When the ‘Other’ Talks Back

Ethnographic fieldwork is a difficult task especially if the ethnographer has not anticipated certain obstacles that might occur during the field research. Rejection from the research subjects can be avoided by any experienced and trained ethnographer, but it is more difficult to handle when our research subject ‘talks back’ to us after the actual study has been done. Moreover, this feedback is not always good. It can be a cruel, critical, misinterpretation, or even an offensive statement from those who were our valuable informants. These conditions were discussed within the articles from Vine Deloria Jr. (1973), Cecil King (1997), Ofra Greenberg (1993), and Nancy Scheper-Hughes (2000).

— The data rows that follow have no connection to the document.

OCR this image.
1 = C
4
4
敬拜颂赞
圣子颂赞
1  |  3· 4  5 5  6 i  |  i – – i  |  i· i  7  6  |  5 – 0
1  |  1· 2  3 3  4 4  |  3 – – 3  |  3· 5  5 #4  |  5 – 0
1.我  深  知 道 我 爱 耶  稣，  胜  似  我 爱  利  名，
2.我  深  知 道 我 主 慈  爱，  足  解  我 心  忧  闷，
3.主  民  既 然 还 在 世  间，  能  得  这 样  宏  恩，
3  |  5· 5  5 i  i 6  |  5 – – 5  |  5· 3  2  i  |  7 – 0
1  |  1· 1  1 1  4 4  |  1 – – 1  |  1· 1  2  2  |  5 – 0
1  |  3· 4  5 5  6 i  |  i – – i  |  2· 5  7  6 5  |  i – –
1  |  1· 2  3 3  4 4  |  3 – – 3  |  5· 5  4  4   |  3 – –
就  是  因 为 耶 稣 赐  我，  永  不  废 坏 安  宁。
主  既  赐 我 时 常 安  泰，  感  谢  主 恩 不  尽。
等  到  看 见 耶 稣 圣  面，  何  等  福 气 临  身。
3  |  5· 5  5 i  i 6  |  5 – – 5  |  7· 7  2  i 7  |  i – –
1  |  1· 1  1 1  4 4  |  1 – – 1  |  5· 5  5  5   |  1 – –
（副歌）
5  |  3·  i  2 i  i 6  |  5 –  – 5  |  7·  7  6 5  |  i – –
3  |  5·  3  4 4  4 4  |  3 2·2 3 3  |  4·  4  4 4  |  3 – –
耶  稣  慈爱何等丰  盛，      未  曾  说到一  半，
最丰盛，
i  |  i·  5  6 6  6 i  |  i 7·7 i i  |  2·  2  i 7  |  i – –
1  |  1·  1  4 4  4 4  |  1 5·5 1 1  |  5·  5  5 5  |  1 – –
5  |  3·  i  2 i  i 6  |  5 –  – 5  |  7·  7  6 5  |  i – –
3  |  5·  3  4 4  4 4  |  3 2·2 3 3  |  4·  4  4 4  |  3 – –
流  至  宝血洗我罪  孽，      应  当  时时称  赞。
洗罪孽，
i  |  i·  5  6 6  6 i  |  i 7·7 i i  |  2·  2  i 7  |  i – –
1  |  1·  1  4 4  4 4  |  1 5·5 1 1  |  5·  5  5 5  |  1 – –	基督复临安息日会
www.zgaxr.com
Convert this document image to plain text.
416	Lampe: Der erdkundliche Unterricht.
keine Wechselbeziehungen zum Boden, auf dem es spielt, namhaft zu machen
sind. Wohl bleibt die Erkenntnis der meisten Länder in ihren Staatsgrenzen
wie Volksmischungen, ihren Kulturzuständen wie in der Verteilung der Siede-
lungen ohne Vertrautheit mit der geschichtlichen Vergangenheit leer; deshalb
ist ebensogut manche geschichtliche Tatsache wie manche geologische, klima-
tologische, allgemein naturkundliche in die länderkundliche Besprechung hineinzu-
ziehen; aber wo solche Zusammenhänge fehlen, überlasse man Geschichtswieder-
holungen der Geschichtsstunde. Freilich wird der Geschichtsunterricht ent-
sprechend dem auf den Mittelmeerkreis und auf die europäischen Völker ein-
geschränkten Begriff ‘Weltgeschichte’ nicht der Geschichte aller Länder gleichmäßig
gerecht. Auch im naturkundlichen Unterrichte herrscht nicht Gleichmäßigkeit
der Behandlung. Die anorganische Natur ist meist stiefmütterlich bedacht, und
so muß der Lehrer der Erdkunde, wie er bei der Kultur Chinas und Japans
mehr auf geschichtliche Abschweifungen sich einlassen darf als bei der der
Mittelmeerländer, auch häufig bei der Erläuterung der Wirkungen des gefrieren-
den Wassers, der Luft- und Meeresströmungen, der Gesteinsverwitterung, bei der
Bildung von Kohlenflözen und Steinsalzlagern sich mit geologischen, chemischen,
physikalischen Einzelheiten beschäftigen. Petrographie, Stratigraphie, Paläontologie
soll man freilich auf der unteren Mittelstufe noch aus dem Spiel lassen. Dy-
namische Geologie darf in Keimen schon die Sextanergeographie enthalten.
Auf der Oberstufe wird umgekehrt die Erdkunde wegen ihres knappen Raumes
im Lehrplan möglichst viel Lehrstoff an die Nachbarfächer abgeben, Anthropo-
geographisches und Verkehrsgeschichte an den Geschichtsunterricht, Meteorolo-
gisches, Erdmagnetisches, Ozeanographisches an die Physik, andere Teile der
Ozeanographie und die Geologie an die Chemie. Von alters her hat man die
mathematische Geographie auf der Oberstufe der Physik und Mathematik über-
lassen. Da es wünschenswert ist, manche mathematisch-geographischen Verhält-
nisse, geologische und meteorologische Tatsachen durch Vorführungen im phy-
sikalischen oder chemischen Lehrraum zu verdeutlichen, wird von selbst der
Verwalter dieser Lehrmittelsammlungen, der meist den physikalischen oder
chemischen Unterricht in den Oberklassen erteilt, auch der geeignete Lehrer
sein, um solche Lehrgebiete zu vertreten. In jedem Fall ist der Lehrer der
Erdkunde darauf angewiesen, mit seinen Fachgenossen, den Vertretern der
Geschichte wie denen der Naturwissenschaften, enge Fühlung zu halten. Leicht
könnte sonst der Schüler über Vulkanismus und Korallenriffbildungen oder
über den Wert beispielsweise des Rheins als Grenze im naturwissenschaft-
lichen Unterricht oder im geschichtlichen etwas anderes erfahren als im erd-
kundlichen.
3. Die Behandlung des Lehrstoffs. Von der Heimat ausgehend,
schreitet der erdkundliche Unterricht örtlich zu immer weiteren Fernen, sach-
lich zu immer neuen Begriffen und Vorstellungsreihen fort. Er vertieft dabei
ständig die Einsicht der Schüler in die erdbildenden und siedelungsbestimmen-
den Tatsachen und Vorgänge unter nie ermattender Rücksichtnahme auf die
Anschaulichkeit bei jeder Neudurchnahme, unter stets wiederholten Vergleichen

Deloria (1973) wrote the article as a critique of the ethnographers and called them outsider intruders or even vultures. According to his argument, ethnographers are seen as a curse for Native American communities where they have been treated as objects by these researchers. The ethnographers thought that they were the most knowledgeable about how the Indians should behave and practice their culture. Only interested in studying Indian communities on reservations, ethnographers tended to neglect the negative side effect of their presence within the Indian reservations and often made the situation worse. For example, when some researchers tried to study how Indian communities adapted to modern life, rather than support them to survive, ethnographers criticized the way they lived and said it was not how the Indian culture should be. After the research was completed, these ethnographers wrote books, published their articles, and achieved their academic careers, while the Indians were still struggling with poverty and also losing their identity as Indians.

Similar to Deloria, King (1997) also decried the presence of ethnographers in Indian communities and named them as peeping toms and rank opportunists. King mentioned that many Native Americans felt unhappy with ethnographers since Indians considered they have been cheated, by revealing their sacred things to the public through books and articles by many ethnographers. Additionally, ethnographers tended to describe Indian cultures through ethnographers’ own language where curtailed Indian vocabulary. Since researchers treated Native Americans as objects, King argued that now its time to let the natives have their own self-determination.

Greenberg (1993) wrote a reply when the local media in Israel published an article fully misinterpretations about her book A Development Town Visited. Consequently, the people of Kiryat Shmona, a community where Greenberg conducted the fieldwork, provoked by the newspaper article and turned to anger since it was written that her book depicts the community negatively. Greenberg tried to explain the situation and encouraged the community to read her book to have a better understanding of what she had written rather than rely solely on the sensationalism made by the newspaper. Some people who had read the book believed that Greenberg had no negative intention while most of the less educated community members did not read the book and remained prejudiced against her.

Meanwhile, Scheper-Hughes (2000) faced a long lasting hatred from the community of ‘Ballybran’ in Dingle Peninsula, Ireland. She considered that this hatred came from what she wrote about the community where she concluded that the pathology of mental illness was deeply rooted within the society. She claimed that she was trying to remain honest when she studied the community while the people felt what she did was uncover negative sides of the society and ignored the positive parts.

While ethnographers should reveal their true intentions while conducting their study, there is no guarantee that the research findings will be fully accepted by the society studied. Moreover, it is the public rights to talk back to the ethnographers. A good critique can be a valuable correction for the study, while an offensive one can also be seen as a valuable tool for learning for future research. However, one question remains, what kind of responsibility remains on the ethnographers once the study has been published? Do we have to fully be responsible to the feedback of our readers while its meaning can be interpreted in various ways by its audience? Or maybe we just have to embrace what Roland Barthes has said, the author died once the writing has been written.